The study did not explicitly measure the amount of time spent between intervention patients and providers, which is an area for further research, Allen said.
However, previous BATHE research indicated that intervention patients in an outpatient setting did not spend more time with their providers or have longer appointments. If that trend continues in the inpatient setting, this intervention presents a significant opportunity for clinicians to improve patient satisfaction with little increased workflow burden.
"BATHE includes an entry and an exit script," Allen said in a statement. "You can spend three minutes doing it or you can spend an hour doing it."
Clinicians will rarely be able to spend an hour during these discussions, but that open-ended nature will make it easier for clinicians to adopt BATHE into their workflows.

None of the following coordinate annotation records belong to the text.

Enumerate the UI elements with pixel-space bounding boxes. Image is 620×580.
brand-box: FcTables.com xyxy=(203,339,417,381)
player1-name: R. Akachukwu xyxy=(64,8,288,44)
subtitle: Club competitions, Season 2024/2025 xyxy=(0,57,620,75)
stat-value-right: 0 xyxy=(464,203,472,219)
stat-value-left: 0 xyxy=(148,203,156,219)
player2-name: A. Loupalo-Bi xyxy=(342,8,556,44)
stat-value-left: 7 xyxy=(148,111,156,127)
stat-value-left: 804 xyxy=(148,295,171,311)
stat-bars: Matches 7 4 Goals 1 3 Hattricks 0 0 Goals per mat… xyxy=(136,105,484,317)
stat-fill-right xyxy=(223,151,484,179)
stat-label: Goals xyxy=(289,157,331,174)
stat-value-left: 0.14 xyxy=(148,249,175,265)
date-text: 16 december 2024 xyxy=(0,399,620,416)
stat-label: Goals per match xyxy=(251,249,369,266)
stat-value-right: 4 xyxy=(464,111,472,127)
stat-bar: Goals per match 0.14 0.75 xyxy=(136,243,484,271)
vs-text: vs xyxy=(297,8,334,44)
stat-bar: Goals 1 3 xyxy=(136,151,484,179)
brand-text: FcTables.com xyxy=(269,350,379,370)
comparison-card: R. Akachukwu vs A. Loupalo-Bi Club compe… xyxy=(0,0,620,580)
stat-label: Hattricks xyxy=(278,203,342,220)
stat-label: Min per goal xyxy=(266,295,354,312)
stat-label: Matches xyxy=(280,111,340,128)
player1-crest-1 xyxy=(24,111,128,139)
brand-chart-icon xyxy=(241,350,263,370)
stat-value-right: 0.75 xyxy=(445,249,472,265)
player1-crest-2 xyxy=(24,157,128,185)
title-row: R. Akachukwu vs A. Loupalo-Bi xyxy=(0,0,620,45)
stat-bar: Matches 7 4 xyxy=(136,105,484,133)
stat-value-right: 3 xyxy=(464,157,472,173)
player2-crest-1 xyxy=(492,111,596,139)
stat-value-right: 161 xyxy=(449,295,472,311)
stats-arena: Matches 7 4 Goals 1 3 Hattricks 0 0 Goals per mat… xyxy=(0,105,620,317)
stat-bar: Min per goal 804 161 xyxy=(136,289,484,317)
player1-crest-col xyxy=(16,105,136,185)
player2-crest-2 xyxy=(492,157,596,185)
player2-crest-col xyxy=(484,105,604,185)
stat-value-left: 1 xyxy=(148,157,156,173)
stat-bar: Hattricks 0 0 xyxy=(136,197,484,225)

"The beauty of the intervention is that it doesn't ask doctors to do anything radically different or add something totally extra," Allen concluded. "It just tweaks what they're already doing to make it significantly more effective."
Clinicians rarely forgo patient interactions because they are unwilling to converse with patients, or do not find interpersonal relationships valuable in medicine. Instead, many clinicians face huge workflow barriers, saying they don’t have the time to dedicate to relationship-building and empathic conversations with patients.
Other healthcare professionals have drawn similar conclusions to Allen’s research. Press Ganey Chief Nursing Officer Christie Dempsey, MSN, CNOR, CENP, has developed a 56-second strategy for improving nursing communications and patient satisfaction.
“When I talk about making a connection with patients and the six themes of compassionate, connected care, nobody ever argues against it,” Dempsey said in a previous interview with PatientEngagementHIT.com. “Everybody wants to do that. The pushback is always not having the time. Nurses say, ‘you must be joking if you think I can spend 15 to 20 minutes with every patient.’”
It doesn’t have to be that time-consuming, Dempsey has found. The CNO works to identify a commonality between herself and her patient from the get-go, and then integrates that into further communications, ensuring to be sincere the entire time.
Other research has suggested that making a connection with a patient can be as simple as sitting down. A 2017 study found that nurses who sit down next to patients while talking – and acknowledging that connection – yield a much higher patient satisfaction rate than those who do not.
Evidence is suggesting that it is the quality, not quantity, of time spent between patients and providers that can have a positive impact on satisfaction scores. Healthcare professionals looking to improve patient satisfaction should focus on driving clinician empathy and making meaningful connections with patients.